Ketika menulis esai ini, saya membayangkan pada hari Rabu, 9 Juli, ini masyarakat kita tengah merayakan pesta demokrasi menentukan siapa yang bakalan menjadi presiden dan wakil presiden periode 2014-2019.
Peristiwa mencoblos yang berlangsung hanya dalam hitungan menit akan menentukan perjalanan dan nasib bangsa lima tahun ke depan atau bahkan lebih.
Siapa pun yang akhirnya terpilih sebagai pasangan presiden dan wakil presiden semoga akan mengakhiri era transisi reformasi ini serta mendorong bangsa dan masyarakat berubah menjadi adil dan sejahtera. Jangan sampai agenda reformasi mengalami setback.
Dalam benak saya juga bertanya-tanya, apakah mayoritas pemilih ketika menentukan pilihannya didasari informasi dan pengetahuan yang cukup tentang capres-cawapresnya ataukah atas desakan luar dan merasa utang budi karena sudah menerima amplop "serangan fajar" yang sesungguhnya menghina dirinya dan merusak kualitas demokrasi?
Dibandingkan dengan Pemilu 2004 dan Pemilu 2009, pemilu kali ini kualitasnya semakin menurun. Sewaktu pemilihan anggota legislatif yang lalu, praktik kecurangan dalam penghitungan suara dan politik uang semakin marak. Dan, semasa kampanye pilpres sebulan terakhir ini, kampanye hitam sampai fitnah bermunculan sehingga memanaskan suasana. Jadi, para pengamat dan peneliti menilai Pemilu 2014 ini merupakan pemilu yang paling buruk.
Keberhasilan seorang calon wakil rakyat dalam pemilu legislatif lebih ditentukan oleh uang dan kedekatan elite partai ketimbang prestasi, ideologi, dan gagasan. Dalam pilpres hari ini pun dikhawatirkan faktor uang dan kampanye hitam akan menggerus kualitas demokrasi sehingga prinsip jujur, adil, dan transparan tergusur ke pinggir.
Kebenaran dan kemenangan
Ada ungkapan klasik tentang politik yang sesungguhnya tidak benar, tetapi kelihatannya disetujui banyak orang, yaitu demi menutup kekurangan dan kesalahannya, seorang politisi tak segan melakukan kebohongan publik demi meraih kemenangan. Panggung politik penuh dengan pencitraan dan kepura-puraan.
Ini berbeda dari tradisi keilmuan yang harus mendahulukan kejujuran untuk mengakui kesalahannya karena kebenaran ilmiah di atas kepentingan pribadinya. Idealnya, dalam panggung politik pun menyatu antara kebenaran dan kemenangan. Seseorang menang karena benar atau dia benar, maka dia menang.
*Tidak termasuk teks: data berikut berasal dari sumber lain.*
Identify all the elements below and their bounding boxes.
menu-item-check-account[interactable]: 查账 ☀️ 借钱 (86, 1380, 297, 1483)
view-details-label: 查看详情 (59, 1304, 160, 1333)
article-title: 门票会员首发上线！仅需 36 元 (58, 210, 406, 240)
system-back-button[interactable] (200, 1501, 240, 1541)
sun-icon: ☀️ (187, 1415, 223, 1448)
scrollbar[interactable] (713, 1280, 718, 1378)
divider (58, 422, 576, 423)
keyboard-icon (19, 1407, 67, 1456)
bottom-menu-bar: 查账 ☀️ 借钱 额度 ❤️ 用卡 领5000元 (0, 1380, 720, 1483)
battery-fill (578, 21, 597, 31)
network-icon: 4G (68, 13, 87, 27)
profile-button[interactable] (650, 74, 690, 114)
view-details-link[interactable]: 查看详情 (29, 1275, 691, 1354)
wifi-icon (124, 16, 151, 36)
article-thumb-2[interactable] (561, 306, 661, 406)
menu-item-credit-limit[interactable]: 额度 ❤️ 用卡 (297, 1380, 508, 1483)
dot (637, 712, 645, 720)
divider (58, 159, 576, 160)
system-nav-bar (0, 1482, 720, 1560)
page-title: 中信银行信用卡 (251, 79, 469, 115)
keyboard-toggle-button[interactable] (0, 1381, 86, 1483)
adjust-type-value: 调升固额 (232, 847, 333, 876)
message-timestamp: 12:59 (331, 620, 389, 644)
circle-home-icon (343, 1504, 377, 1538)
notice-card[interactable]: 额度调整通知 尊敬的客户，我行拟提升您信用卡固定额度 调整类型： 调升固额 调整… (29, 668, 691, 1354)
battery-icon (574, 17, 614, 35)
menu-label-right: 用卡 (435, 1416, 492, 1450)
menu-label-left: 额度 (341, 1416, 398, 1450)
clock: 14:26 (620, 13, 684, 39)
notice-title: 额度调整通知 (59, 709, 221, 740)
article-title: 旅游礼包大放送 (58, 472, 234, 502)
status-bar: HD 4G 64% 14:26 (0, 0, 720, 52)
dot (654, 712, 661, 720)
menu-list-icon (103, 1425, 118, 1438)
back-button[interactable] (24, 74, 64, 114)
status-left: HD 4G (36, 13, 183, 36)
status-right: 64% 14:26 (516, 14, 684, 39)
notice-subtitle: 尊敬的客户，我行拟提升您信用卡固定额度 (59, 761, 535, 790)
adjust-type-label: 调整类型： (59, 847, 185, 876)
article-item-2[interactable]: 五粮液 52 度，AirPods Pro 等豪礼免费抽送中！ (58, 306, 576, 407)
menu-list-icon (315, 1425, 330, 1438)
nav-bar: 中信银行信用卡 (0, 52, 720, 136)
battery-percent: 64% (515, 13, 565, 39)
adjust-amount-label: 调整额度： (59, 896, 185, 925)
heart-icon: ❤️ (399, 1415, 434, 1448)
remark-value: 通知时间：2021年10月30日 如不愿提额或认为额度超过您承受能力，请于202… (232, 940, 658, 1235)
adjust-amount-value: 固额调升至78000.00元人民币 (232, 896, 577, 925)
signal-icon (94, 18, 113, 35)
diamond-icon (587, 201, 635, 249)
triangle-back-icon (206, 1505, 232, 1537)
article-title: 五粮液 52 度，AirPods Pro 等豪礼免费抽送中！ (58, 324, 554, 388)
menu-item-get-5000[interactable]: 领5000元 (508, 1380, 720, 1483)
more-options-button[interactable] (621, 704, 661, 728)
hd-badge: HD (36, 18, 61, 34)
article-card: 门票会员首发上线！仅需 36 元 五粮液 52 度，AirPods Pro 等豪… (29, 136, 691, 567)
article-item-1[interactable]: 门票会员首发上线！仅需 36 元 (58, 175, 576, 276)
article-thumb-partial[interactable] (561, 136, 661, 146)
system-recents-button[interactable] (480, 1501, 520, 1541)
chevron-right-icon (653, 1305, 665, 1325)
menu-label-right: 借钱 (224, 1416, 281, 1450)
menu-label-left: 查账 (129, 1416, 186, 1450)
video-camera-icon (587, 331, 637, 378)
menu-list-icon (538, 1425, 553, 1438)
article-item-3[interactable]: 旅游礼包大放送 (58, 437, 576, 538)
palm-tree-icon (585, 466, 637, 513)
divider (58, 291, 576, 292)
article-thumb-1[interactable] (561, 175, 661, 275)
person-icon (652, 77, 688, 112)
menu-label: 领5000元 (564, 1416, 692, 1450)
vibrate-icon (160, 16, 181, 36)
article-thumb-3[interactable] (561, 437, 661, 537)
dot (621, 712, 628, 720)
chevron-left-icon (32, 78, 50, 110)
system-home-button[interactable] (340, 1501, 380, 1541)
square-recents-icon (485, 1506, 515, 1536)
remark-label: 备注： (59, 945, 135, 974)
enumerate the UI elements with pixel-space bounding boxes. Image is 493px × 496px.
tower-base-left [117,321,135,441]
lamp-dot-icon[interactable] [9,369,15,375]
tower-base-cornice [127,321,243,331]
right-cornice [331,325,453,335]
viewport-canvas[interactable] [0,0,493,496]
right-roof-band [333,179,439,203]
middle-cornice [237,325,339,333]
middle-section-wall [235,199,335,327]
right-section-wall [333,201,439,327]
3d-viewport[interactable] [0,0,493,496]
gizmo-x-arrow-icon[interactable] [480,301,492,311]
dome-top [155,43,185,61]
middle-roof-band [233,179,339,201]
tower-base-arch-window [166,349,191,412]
Tetapi, nyatanya tidak demikian dalam pergulatan politik dan kekuasaan. Di sana banyak wilayah kelabu sehingga kebenaran tidak menjamin sebuah kemenangan. Saya masih ingat pelajaran di pesantren dulu: Alhaqqu bilaa nidham, qod yaghlibuhul bathilu binnidhom. Kebenaran tanpa organisasi yang baik kadang kala dikalahkan oleh kebatilan yang terorganisasi dengan baik.
Jangan diartikan saya memandang dua pasang capres-cawapres yang kemenangannya ditentukan hari ini sebagai gerakan kebatilan versus kebenaran. Namun, saya hanya ingin mengingatkan bahwa dalam pertarungan politik, kelompok mana pun, selalu saja ada oknum yang agenda utamanya hanya mengejar keuntungan pribadi sekalipun dengan cara batil untuk meraihnya.
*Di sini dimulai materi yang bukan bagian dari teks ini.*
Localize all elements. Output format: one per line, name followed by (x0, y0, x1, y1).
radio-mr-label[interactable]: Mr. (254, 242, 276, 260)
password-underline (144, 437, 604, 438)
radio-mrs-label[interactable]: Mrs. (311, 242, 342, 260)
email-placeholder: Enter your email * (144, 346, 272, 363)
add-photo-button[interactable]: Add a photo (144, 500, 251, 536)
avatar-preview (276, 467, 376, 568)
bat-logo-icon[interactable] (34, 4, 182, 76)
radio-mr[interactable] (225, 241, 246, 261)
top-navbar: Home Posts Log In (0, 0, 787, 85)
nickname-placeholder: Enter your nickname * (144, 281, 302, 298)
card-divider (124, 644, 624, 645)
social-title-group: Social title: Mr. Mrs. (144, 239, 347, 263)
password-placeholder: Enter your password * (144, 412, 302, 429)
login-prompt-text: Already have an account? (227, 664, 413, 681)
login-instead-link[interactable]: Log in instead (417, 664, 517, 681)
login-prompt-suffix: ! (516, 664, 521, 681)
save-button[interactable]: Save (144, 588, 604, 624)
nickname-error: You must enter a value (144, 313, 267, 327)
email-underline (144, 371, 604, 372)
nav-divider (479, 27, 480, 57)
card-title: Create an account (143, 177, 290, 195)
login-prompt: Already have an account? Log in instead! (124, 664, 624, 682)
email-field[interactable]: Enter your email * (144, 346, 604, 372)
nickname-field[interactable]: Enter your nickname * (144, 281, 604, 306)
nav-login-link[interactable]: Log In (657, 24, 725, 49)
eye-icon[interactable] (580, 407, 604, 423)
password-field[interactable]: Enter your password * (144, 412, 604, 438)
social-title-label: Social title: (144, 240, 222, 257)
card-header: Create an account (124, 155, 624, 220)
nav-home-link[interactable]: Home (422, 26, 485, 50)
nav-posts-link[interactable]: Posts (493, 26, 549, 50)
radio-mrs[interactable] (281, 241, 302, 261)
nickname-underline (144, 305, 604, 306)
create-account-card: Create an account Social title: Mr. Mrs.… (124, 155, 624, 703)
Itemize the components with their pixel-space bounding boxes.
Praktik fitnah dan kampanye hitam merupakan contoh nyata dari sebuah kebatilan yang dilakukan secara sistematis (well organized). Dan, ini akan ditemukan sepanjang sejarah perebutan kekuasaan. Sejarah memberikan catatan terang benderang bagaimana emosi dan simbol keagamaan dipermainkan untuk memenangi sebuah pertarungan politik, baik dalam dunia Kristen maupun Islam.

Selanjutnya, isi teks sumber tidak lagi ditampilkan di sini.